The Bitcoin protocol follows a Unspent Transaction Output system to track the existence and state of all Bitcoin in the system. These are known as UTXOs.
All transactions that transfer Bitcoin do so by consuming one or more UTXOs, and create one or more new UTXOs. The only exception to this is the Coinbase transaction, which is limited to being the first transaction in a block, and is only allowed to create UTXOs that total block reward + block fees
or less.
Due to this basic structure of a transaction, it is impossible to create a bitcoin transaction that spends non-existent bitcoin. As the UTXOs being consumed do not exist, the transaction is rendered invalid the moment it is created.
Although this is impossible, why it is impossible is not immediately obvious to people unfamiliar with the details of how Bitcoin works - thus, many people, especially newcomers to the space, seek out such things as a way to quickly get some Bitcoin at no or low cost. Several scammer groups are aware of this, and put out videos showing edited block explorers/wallets that seem to allow them to initiate fake transactions.
These groups then offer to give you access to this software for a small fee, or just let you download it for free - however, not only does it not work as advertised, most of these programs are trojan horses, and contain code to steal Bitcoin wallets on your system, or grant the scammers persistent remote access to your machine.
Answering each point directly:
Why can I not just make up bitcoins?
As all bitcoin in the system are the result of either a coinbase transaction, or the outputs of a transaction that moved previously extant bitcoin, it is not possible to introduce new Bitcoin into the system without being detected. Any UTXO at any point of time must always be traced back to one or more coinbase outputs.
Why will fraudulent transactions not get relayed on the network?
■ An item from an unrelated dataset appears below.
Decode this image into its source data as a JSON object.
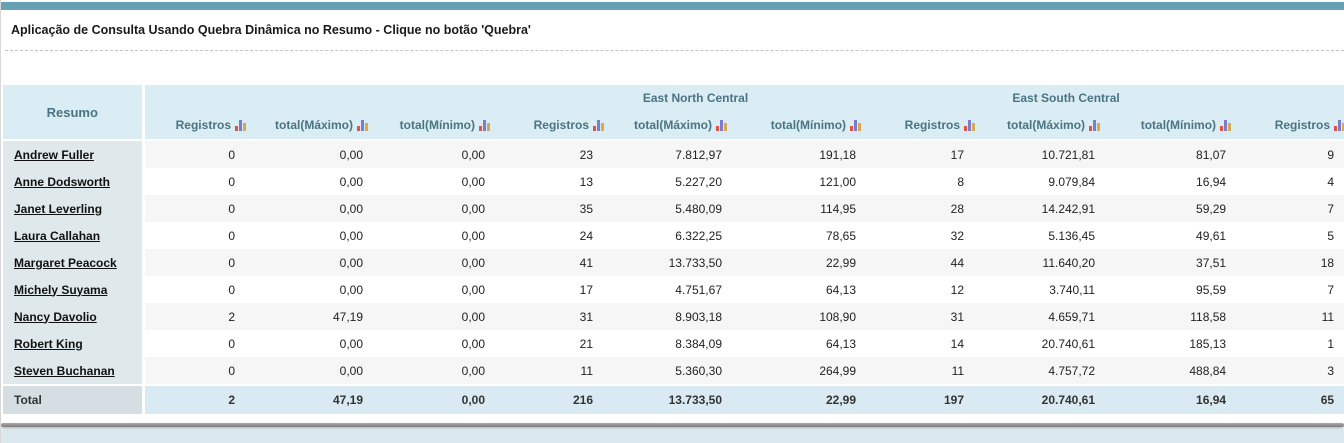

All well behaved nodes on the network validate transactions before accepting them to their mempool, or rebroadcasting them further - part of this validation is checking all utxos in the transaction against the node's own list of valid utxos. If the transaction claims to spend a UTXO that does not exist in the node's list, the transaction is deemed invalid and dropped.
Why can only the owner spend their funds?
Standard Bitcoin addresses rely on one (single key addresses) or more (multisig addresses) private keys. The public keys corresponding to these private keys are encoded into the address itself, inside its locking script (also known as the scriptPubKey
). During the evaluation of these scripts, the signature on that input is matched against the embedded public key(s). If the signature does not match, the transaction is deemed invalid.
Note that it is possible to create outputs with no "owner" - The Bitcoin script does not require all locking scripts to include a key check, and it is possible to construct a non-standard script that requires no signatures to spend. However, no consumer wallet does this, and essentially all addresses a normal user will encounter will be backed by one or more private keys.
Why can a third party not alter the recipients of a transaction?
Standard transactions are signed using the SIGHASH_ALL
signature flag. This means that the signature for any one input signs all inputs and outputs (in effect, signing all material aspects of the transaction). If any input or output is altered, removed, or otherwise changed, the signature is no longer valid as the data it signs has changed.
It is possible to construct a transaction using other signature flags, as described in my blog post here. However, once again, no consumer wallet uses anything except SIGHASH_ALL
.
What prevents a miner from taking the funds of your transaction when creating a block?
Similar to the previous point, a miner is also unable to alter the outputs of your transactions due SIGHASH_ALL
signing the entire transaction. If a transaction is intentionally signed with SIGHASH_NONE
, a miner could very well take the funds. However, as no sane wallets performs such a signature, this does not happen.